Function to compute the reward. Can be called by the agent to compute the reward of the current state This is faster than calling step() and getting the reward from the returned TensorDict at each time for CO tasks

Source code in rl4co/envs/common/base.py

def get_reward(
    self, td: TensorDict, actions: torch.Tensor, check_solution: Optional[bool] = None
) -> torch.Tensor:
    """Function to compute the reward. Can be called by the agent to compute the reward of the current state
    This is faster than calling step() and getting the reward from the returned TensorDict at each time for CO tasks
    """
    # Fallback to env setting if not assigned
    check_solution = self.check_solution if check_solution is None else check_solution
    if check_solution:
        self.check_solution_validity(td, actions)
    return self._get_reward(td, actions)

get_action_mask ¶

get_action_mask(td: TensorDict) -> Tensor

Function to compute the action mask (feasible actions) for the current state Action mask is 1 if the action is feasible, 0 otherwise

Source code in rl4co/envs/common/base.py

def get_action_mask(self, td: TensorDict) -> torch.Tensor:
    """Function to compute the action mask (feasible actions) for the current state
    Action mask is 1 if the action is feasible, 0 otherwise
    """
    raise NotImplementedError

check_solution_validity ¶

check_solution_validity(
    td: TensorDict, actions: Tensor
) -> None

Function to check whether the solution is valid. Can be called by the agent to check the validity of the current state This is called with the full solution (i.e. all actions) at the end of the episode

Source code in rl4co/envs/common/base.py

def check_solution_validity(self, td: TensorDict, actions: torch.Tensor) -> None:
    """Function to check whether the solution is valid. Can be called by the agent to check the validity of the current state
    This is called with the full solution (i.e. all actions) at the end of the episode
    """
    raise NotImplementedError

replace_selected_actions ¶

replace_selected_actions(
    cur_actions: Tensor,
    new_actions: Tensor,
    selection_mask: Tensor,
) -> Tensor

Replace selected current actions with updated actions based on selection_mask.

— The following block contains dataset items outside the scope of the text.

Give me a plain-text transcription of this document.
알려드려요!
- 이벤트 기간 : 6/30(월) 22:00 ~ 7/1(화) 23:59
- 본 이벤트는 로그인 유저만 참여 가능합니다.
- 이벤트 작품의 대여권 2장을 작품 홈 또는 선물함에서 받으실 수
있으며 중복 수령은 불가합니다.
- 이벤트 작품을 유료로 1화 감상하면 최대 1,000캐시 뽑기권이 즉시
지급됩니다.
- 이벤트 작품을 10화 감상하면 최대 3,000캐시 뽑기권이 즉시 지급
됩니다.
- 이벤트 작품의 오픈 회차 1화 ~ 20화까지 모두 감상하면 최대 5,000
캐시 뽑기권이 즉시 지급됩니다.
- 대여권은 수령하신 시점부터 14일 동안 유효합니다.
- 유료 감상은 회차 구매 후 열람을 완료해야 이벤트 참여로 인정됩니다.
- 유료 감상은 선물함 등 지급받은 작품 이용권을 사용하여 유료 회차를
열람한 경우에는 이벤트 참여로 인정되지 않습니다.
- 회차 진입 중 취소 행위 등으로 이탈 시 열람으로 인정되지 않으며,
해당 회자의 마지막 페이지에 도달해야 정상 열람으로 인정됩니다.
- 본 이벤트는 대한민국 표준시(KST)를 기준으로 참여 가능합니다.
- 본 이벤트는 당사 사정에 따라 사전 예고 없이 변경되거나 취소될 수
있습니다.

Source code in rl4co/envs/common/base.py

def replace_selected_actions(
    self,
    cur_actions: torch.Tensor,
    new_actions: torch.Tensor,
    selection_mask: torch.Tensor,
) -> torch.Tensor:
    """
    Replace selected current actions with updated actions based on `selection_mask`.
    """
    raise NotImplementedError

local_search ¶

local_search(
    td: TensorDict, actions: Tensor, **kwargs
) -> Tensor

Function to improve the solution. Can be called by the agent to improve the current state This is called with the full solution (i.e. all actions) at the end of the episode

Source code in rl4co/envs/common/base.py

def local_search(
    self, td: TensorDict, actions: torch.Tensor, **kwargs
) -> torch.Tensor:
    """Function to improve the solution. Can be called by the agent to improve the current state
    This is called with the full solution (i.e. all actions) at the end of the episode
    """
    raise NotImplementedError(
        f"Local is not implemented yet for {self.name} environment"
    )

dataset ¶

dataset(batch_size=[], phase='train', filename=None)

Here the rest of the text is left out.